Differences and comparative declines in ischaemic heart disease mortality among subpopulations in Australia, 1969-1978
Gibberd, R.W.; Dobson, A.J.; Florey, C.D.; Leeder, S.R.
International Journal of Epidemiology 13(1): 25-31
1984
ISSN/ISBN: 0300-5771 PMID: 6698700 Document Number: 403655
Mortality rates from ischemic heart disease (IHD) in Australia for the period 1969-78 were analyzed by place of residence, occupation and country of birth. Large variations were found among subpopulations. Throughout the period IHD mortality was lowest among professional and farming occupations and highest among workers in mining, transport and communications. Geographically, mortality from IHD was highest on the east coast and lowest in Western Australia. Mortality among immigrants was lower than among people born in Australia, with death rates for those born in Greece, Italy and Yugoslavia about half the average rates. Mortality from IHD in Australia has declined by about 25% over the last decade.

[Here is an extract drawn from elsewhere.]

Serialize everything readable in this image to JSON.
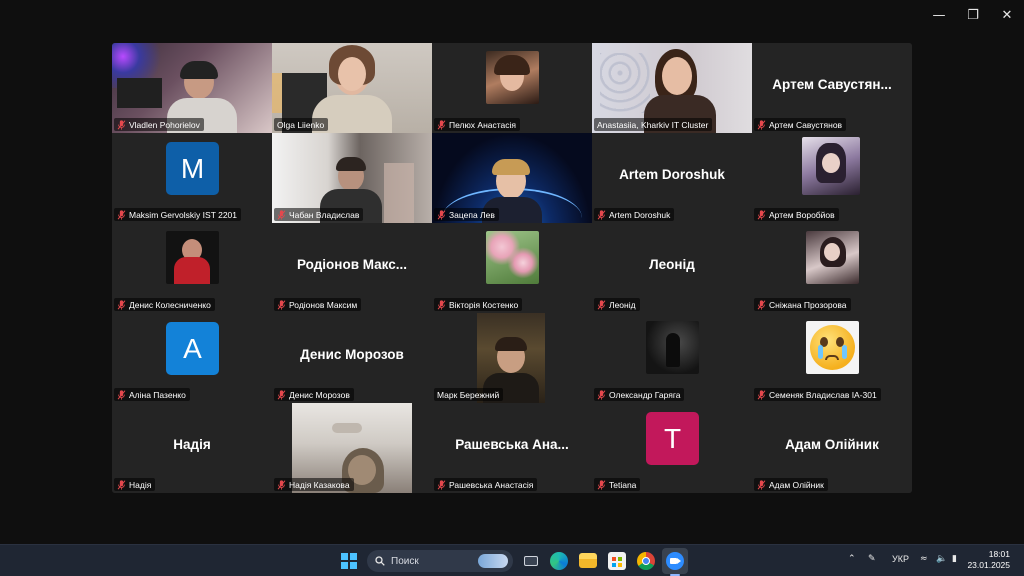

However, the decline has not occurred uniformly. By occupation, the professional, technical and related workers showed the largest decline, while administrative, executive and managerial workers experienced the smallest decline. By place of residence in Australia, the largest declines occurred in the Hunter and Geelong regions, although the Hunter region still has the highest rate. Western Australia, excluding Perth, and rural Victoria did not show any marked decline. The remaining regions particularly the capital cities all experienced similar declines. When analyzed by country of birth, Australian born residents showed a greater decline, while men born in Greece and Italy have had an increase in IHD mortality. There is every indication that the decline will continue. Even those subpopulations with low initial IHD mortality experienced the decline, thus Perth and Adelaide (with low rates) had similar declines to Brisbane and Sydney (with high rates) and the professional occupation group which had the lowest rate also experienced the greatest decline. If it is possible for those subpopulations with high mortality eventually to achieve rates comparable to those subpopulations with low rates, then a further decline of 10-20% in IHD mortality can be expected to occur.